Thursday, November 11, 2010

The Terror of the Three-eyed Fish

In the blog post “What If Frankenfish Won’t Stay In Their Cages?” the writer, Jess Leber, makes many assertions regarding the farming of genetically engineered salmon. Three of such claims strongly oppose the proposed farming of these so called “Frankenfish.” She claims that (1) the genetically engineered salmon will escape from captivity, (2) these will then breed with wild salmon, and (3) this interbreeding will cause the extinction of wild salmon species. Little to no evidence is put forward by Leber to support these strong claims.

The fundamental flaw I see in her argument is that she makes these very one-sided allegations without, for the most part, providing proper evidence, but instead referencing to other opinionated bloggers such as her. In other words, she backs up her own claims with other equally unsupported sources. From this flimsy foundation, I find myself questioning the validity of these claims which Leber usually fails to justify.

The fact that the writer makes claims based on information taken from secondary sources is the main reason why I believe the evidence isn’t strong enough to make said claims. For example, Leber asserts that the FDA has approved the genetically engineered salmon safe for human consumption based on “scarily insufficient testing.” However, she fails to elaborate on the methodology of the testing or produce any sort of evidence which may support the claim that this testing was indeed insufficient. She instead references to a blog posting on the very same website which just so happens to make the same unsupported claim in different words.

In her post, Leber asserts that genetically engineered salmon are an environmental risk because they will eventually escape captivity. Her argument for this assumption is that, in the past, we have seen farm salmon escape into the wild and mix with wild salmon. However, she does not provide any evidence which relates to the specific case of AquaBounty’s GE salmon, the case at hand. These genetically engineered salmon are to be kept in land-based facilities, effectively isolating them from wild salmon populations. Leber neglects to mention this fact when asserting her claim that these salmon will pose an environmental risk. If the salmon are being bred and stored on land, away from wild species’ ecosystem, then I see no argument for environmental risk.

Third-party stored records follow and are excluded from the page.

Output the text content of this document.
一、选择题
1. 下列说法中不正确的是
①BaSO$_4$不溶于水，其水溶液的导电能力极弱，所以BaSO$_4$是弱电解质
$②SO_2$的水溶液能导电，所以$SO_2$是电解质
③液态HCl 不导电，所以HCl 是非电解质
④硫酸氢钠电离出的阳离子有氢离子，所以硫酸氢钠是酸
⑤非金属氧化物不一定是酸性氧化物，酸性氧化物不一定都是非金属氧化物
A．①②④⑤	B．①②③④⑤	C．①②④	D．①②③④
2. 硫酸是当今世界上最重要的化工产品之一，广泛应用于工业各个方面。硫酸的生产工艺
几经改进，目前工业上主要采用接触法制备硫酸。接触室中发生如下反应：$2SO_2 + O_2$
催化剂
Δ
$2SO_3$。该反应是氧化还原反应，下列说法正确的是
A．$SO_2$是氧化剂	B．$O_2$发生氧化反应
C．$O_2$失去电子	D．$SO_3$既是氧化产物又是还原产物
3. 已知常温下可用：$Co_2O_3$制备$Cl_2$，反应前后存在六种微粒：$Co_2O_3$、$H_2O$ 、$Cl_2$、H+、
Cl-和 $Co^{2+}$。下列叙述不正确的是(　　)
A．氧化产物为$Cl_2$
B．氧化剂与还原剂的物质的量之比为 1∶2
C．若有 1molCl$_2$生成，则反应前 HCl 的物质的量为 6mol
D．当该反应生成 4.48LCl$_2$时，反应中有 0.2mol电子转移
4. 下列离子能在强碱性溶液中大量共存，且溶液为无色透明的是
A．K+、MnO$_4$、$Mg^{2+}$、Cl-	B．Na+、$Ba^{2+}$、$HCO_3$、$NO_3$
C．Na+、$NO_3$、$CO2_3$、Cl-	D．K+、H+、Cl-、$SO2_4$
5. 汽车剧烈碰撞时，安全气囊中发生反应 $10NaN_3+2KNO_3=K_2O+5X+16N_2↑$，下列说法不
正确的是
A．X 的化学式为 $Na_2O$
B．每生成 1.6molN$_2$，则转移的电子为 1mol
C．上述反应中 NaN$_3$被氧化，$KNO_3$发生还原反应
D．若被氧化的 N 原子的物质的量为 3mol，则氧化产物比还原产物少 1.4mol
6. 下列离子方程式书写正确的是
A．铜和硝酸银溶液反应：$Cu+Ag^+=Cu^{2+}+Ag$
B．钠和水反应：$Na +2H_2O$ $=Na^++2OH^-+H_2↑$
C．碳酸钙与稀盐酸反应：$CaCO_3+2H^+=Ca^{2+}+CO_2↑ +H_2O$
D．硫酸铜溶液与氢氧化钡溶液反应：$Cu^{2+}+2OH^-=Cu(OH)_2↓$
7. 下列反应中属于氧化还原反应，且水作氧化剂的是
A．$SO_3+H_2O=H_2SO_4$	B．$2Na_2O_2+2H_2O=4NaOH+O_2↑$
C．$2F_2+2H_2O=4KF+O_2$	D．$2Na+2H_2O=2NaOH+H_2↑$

The writer’s second major claim is one that, once again, is completely unsupported by any hard evidence. She references another blog which presents the same unsubstantiated claim that these genetically engineered salmon could possibly breed with wild salmon species. The GE salmon that could be produced by AquaBounty are said to be 100% sterile. However, Leber writes that “about 5 percent of them could conceivably breed” without presenting any evidence to back up this claim. After following her sources, I was unable to find anything but the same groundless claim that these fish are not completely sterile as they are said to be.

Leber’s third main claim, that interbreeding between genetically engineered salmon and wild salmon will cause the eventual extinction of the wild species, is one which I do not disagree with. Rather, I disagree with the intended impact of the claim. McGinnity et al (2003) show that the invasion of farm salmon into wild populations can lead to the extinction of the wild species within 40 generations. While this is true, the previous two claims mentioned above would have to have been true for this third to even be possible. Therefore, this last claim appears to be a scare tactic aimed directly at the unsuspecting, open-minded reader. I see this as an attempt to cause uncertainty in the minds of readers, leading to feelings of anxiety about accepting genetically engineered salmon as a safe and reliable project.

The general trend in Leber’s unsubstantiated claims is an incorrect interpretation of the precautionary principle. She believes risk is associated with genetically engineered salmon, but in reality it is uncertainty which is present, two fundamentally different concepts. Leber’s strong precautionary principle view does not take into account that uncertainty is present in all matters such as these. Therefore, it is not a viable solution to refuse all that may have uncertainty. This point of view is regressive.


McGinnity, P., P. Prodöhl, A. Ferguson, R. Hynes, N. O Maoiléidigh, N. Baker, D. Cotter, B. O’Hea, D. Cooke, G. Rogan, J. Taggart & T. Cross. 2003. Fitness reduction and potential extinction of wild populations of Atlantic salmon, Salmo salar, as a result of interactions with escaped farm salmon. Proceedings of the Royal Society B: Biological Sciences 270(1532): 2443–2450.

Benefits of Land-Based Aquaculture Systems.